Kit wondered how a cravat could grow so tight around one’s neck. Rather than tug on it again, he tapped the arm of his chair with the license. He felt a tic start in his left eye.
“About this marriage, Sir Charles. Does it not seem a tad rushed? No time for courting?” He hoped to end the farce, but if he couldn’t stop the marriage, perhaps he could postpone it.
Sir Charles picked up a flat, polished rock. Kit watched his host toss it up and down in the air.
“Having second thoughts, my lord?”
The question startled Kit. Why wouldn’t he have second thoughts about marrying a chit he’d never seen? “And third and fourth,” he muttered. Comfortable as it was, the chair proved too confining. Kit found himself back on his feet and headed toward the decanter. Two steps from his quarry, he veered toward the window, pushing aside the drapes to gaze into the early morning.
Below him, Ruffian tugged at the reins held by an under groom who had gotten the job of walking the temperamental horse. The morning sun caressed the sleek body, sliding over the shabby saddle with unforgiving rays. Ruffian danced a few steps sideways, ignorant of his master’s impecunious state. Kit flicked the drapes back into place, wishing he could forget.
“If I found myself in your boots,” Sir Charles said, “I grant I’d be having all sorts of second, third, and fourth thoughts.”
Sir Charles’s voice swung Kit from the window in time to see the older man snag the rock from the air. A broad grin deepened the lines bracketing his mouth. “Tried to drown them last night, did you?”
Kit offered a rueful smile. Relieved by his host’s sympathetic manner, he grabbed the chance to argue against the marriage. “As to my dilemma, Sir Charles, I have given it a good deal of thought.” In truth, from the moment his father had informed him of the marriage, it had eaten at him night and day.
“Do you think it wise for two complete strangers to marry?” he continued. “Do you not worry the circumstances of such a marriage will lead to gossip and perhaps tarnish your daughter’s good name?” As Kit well knew, it was hard to buff a tarnished name back to its former shine. Hadn’t he watched his parents’ divorce drag the Westcliffe name through the mud? He had no desire to endure the lash of the scandalmongers’ tongues, again.
“Frankly, Lord Everton, I don’t give a farthing for what the gossips say. I daresay you won’t either once you’ve heard my proposal.” The rock thumped to the desktop. “I have a confession to make, lad.”
Kit found himself interested, the effects of the previous night fading beneath the older man’s intense gaze.
“I lured your father into a game of cards because I knew his exact financial state as well as his abysmal luck. I planted and then nurtured the idea he wager his son in marriage to my daughter.”

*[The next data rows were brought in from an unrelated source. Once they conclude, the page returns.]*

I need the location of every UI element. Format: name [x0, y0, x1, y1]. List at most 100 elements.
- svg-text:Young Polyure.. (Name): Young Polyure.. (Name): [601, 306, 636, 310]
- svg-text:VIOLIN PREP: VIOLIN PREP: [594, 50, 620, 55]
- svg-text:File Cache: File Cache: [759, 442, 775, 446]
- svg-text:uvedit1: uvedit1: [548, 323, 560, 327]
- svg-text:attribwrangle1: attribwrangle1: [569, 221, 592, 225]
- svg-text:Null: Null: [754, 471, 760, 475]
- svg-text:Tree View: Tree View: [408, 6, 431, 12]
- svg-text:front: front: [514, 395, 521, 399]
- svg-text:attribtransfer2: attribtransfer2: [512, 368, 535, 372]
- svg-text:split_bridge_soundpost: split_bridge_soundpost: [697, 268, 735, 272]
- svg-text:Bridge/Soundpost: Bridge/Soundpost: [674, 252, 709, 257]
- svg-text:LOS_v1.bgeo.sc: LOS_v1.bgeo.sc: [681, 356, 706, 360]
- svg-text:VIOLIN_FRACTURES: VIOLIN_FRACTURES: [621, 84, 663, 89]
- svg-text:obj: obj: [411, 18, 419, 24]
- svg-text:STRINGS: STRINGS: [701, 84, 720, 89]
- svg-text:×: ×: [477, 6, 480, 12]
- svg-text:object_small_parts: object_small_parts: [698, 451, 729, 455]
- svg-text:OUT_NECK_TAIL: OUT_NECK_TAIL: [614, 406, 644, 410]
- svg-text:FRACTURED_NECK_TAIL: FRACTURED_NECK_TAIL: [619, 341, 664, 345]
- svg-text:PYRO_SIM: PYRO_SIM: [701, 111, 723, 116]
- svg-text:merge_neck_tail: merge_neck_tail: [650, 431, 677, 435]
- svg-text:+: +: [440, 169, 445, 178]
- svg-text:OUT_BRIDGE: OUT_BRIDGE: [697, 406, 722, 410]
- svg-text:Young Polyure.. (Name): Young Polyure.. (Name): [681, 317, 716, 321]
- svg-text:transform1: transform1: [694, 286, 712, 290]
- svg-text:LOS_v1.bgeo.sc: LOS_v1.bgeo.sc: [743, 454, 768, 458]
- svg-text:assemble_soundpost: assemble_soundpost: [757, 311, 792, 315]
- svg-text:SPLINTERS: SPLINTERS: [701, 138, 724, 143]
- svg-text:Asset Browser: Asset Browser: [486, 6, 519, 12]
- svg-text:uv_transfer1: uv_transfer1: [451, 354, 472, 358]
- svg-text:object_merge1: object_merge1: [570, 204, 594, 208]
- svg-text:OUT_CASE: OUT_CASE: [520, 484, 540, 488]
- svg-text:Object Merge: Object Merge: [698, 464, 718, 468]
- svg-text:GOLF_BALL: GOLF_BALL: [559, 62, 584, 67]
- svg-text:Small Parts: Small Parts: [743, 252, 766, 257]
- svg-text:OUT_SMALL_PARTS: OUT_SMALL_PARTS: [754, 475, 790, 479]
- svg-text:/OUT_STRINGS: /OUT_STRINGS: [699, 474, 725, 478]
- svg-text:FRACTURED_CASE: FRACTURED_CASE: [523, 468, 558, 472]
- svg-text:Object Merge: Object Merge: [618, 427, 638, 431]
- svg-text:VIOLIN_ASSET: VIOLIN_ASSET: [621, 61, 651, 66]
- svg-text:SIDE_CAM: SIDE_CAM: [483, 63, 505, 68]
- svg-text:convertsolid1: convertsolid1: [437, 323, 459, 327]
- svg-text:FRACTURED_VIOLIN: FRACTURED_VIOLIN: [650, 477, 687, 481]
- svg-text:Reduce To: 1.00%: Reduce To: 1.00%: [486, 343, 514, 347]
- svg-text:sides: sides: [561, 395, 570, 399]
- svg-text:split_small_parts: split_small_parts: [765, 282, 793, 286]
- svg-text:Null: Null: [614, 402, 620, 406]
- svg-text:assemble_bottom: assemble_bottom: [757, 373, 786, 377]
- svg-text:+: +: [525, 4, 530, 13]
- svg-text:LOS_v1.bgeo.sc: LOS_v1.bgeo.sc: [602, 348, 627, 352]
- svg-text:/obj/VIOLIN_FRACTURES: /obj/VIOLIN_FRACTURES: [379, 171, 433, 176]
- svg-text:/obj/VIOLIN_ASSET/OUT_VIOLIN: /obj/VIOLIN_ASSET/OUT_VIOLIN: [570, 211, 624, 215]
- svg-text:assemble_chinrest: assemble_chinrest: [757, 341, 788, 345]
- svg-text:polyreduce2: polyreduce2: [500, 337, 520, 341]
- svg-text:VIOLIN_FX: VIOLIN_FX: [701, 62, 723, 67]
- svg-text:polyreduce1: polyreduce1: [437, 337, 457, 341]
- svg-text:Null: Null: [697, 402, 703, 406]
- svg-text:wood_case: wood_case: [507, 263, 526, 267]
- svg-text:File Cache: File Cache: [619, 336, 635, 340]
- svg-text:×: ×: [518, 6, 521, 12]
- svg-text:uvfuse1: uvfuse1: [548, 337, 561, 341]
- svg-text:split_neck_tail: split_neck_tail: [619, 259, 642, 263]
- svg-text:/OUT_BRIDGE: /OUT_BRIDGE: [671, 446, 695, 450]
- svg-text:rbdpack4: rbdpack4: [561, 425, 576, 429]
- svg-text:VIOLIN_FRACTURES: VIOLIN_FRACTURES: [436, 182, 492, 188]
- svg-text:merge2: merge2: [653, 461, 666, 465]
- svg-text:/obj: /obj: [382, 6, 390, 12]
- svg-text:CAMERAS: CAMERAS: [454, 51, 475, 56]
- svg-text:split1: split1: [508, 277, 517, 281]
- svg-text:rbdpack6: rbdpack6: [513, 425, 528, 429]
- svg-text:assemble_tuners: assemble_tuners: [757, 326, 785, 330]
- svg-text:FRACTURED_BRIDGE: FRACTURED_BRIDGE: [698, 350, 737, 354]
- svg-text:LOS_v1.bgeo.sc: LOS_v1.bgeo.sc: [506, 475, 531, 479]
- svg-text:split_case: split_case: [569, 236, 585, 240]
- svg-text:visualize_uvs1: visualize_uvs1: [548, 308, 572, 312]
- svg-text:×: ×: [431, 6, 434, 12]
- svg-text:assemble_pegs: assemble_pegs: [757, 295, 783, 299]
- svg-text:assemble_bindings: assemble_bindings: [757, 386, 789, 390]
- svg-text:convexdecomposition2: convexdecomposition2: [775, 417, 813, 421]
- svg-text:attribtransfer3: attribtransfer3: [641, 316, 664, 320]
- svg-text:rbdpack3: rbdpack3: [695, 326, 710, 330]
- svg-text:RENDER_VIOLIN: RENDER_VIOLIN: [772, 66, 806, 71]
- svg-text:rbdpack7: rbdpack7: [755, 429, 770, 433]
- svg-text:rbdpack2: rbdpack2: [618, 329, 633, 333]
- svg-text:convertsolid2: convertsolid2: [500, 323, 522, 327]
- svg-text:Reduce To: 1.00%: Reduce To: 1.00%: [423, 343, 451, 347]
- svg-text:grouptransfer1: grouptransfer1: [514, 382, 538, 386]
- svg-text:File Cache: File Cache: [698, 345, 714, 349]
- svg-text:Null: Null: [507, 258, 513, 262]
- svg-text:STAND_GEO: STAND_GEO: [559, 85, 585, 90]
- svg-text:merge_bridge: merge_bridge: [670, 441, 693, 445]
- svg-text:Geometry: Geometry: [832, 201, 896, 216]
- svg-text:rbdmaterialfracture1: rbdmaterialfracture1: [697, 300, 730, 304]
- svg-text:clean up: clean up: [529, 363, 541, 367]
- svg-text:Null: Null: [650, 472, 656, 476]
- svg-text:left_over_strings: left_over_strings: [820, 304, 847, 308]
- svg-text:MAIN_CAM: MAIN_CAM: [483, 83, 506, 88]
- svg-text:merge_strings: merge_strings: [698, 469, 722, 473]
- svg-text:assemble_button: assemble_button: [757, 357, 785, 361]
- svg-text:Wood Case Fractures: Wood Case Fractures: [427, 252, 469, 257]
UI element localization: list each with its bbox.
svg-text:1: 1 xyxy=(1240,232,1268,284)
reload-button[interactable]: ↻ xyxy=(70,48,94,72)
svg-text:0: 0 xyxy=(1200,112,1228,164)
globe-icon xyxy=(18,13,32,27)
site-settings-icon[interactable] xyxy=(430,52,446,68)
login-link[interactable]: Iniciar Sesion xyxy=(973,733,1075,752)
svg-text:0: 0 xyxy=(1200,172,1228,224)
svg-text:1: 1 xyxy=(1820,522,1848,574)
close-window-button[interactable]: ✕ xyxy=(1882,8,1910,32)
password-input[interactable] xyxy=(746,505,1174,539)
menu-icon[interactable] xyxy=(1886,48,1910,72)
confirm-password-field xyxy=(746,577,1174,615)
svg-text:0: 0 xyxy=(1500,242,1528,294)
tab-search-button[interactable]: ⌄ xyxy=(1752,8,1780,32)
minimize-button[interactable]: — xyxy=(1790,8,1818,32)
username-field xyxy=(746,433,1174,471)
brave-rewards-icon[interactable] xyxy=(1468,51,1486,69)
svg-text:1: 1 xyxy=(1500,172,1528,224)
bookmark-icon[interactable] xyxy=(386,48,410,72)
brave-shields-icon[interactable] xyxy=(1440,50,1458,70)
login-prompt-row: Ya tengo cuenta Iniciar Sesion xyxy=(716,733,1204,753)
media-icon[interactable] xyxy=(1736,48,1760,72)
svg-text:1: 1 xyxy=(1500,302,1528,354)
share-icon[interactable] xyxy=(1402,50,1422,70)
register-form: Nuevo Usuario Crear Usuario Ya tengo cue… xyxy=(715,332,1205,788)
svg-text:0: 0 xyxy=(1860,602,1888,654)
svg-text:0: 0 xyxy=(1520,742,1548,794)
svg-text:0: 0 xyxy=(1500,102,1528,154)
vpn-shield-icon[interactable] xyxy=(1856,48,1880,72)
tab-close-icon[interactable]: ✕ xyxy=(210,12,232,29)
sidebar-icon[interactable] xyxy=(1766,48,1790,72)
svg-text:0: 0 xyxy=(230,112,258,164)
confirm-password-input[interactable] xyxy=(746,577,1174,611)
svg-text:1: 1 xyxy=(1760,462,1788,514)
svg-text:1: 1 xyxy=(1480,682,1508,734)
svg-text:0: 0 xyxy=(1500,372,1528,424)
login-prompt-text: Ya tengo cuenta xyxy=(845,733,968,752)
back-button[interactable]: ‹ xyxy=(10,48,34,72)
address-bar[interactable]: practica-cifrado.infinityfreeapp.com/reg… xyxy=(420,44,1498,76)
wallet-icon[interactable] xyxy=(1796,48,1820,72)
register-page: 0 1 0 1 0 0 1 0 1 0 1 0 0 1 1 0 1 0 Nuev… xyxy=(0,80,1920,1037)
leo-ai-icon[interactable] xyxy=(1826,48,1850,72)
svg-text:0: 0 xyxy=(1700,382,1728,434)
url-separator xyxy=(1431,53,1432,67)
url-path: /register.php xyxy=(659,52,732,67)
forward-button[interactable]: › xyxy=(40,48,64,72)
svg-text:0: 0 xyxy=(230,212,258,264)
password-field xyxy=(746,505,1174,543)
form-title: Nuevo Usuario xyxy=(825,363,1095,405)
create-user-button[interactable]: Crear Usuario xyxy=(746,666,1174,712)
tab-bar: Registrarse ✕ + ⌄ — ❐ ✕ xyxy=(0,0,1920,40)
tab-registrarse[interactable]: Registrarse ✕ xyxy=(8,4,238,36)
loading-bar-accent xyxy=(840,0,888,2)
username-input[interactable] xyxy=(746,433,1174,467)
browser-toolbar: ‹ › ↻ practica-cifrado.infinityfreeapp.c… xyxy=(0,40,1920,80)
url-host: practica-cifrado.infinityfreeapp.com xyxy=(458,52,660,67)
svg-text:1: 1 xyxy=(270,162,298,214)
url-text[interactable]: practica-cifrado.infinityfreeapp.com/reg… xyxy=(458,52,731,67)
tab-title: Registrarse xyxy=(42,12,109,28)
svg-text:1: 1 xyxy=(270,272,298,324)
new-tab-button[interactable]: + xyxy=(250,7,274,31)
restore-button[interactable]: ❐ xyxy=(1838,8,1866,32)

The words, coming from a stranger’s mouth sliced through Kit’s pride. His headache returned full force. The tic in his eye gained strength. Did the whole world know his father’s addiction to gambling superseded his feelings for anything else, including his only son and heir? And why did Sir Charles tell him this? Did he wish to free Kit from the marriage in exchange for something else? Hope, an alien emotion for Kit, soared in his throbbing head.
“I apologize for using your father’s weakness to bind you to my family.” Sir Charles’ shrewd brown eyes never left Kit. “But I’ll bet a monkey, you won’t regret my actions after you hear my proposal.”
Kit’s brain pounded its dislike at being forced to work as he sorted through Sir Charles’ confession. “I am somewhat confused, sir. Are you saying you manipulated my father into a wager that would unite the Westcliffe and Templeton families?”
Sir Charles nodded.
“It was a test, my lord.”
“Of my father?” Kit wondered what devilish game this man played.
Anger sleeted Kit’s thoughts. He stepped toward Sir Charles, who remained propped on the desk. “And why, pray tell, did you need to test me, sir?” It hurt his head to clamp his jaw this tight.
“Because I need a man of honor and integrity,” Sir Charles said.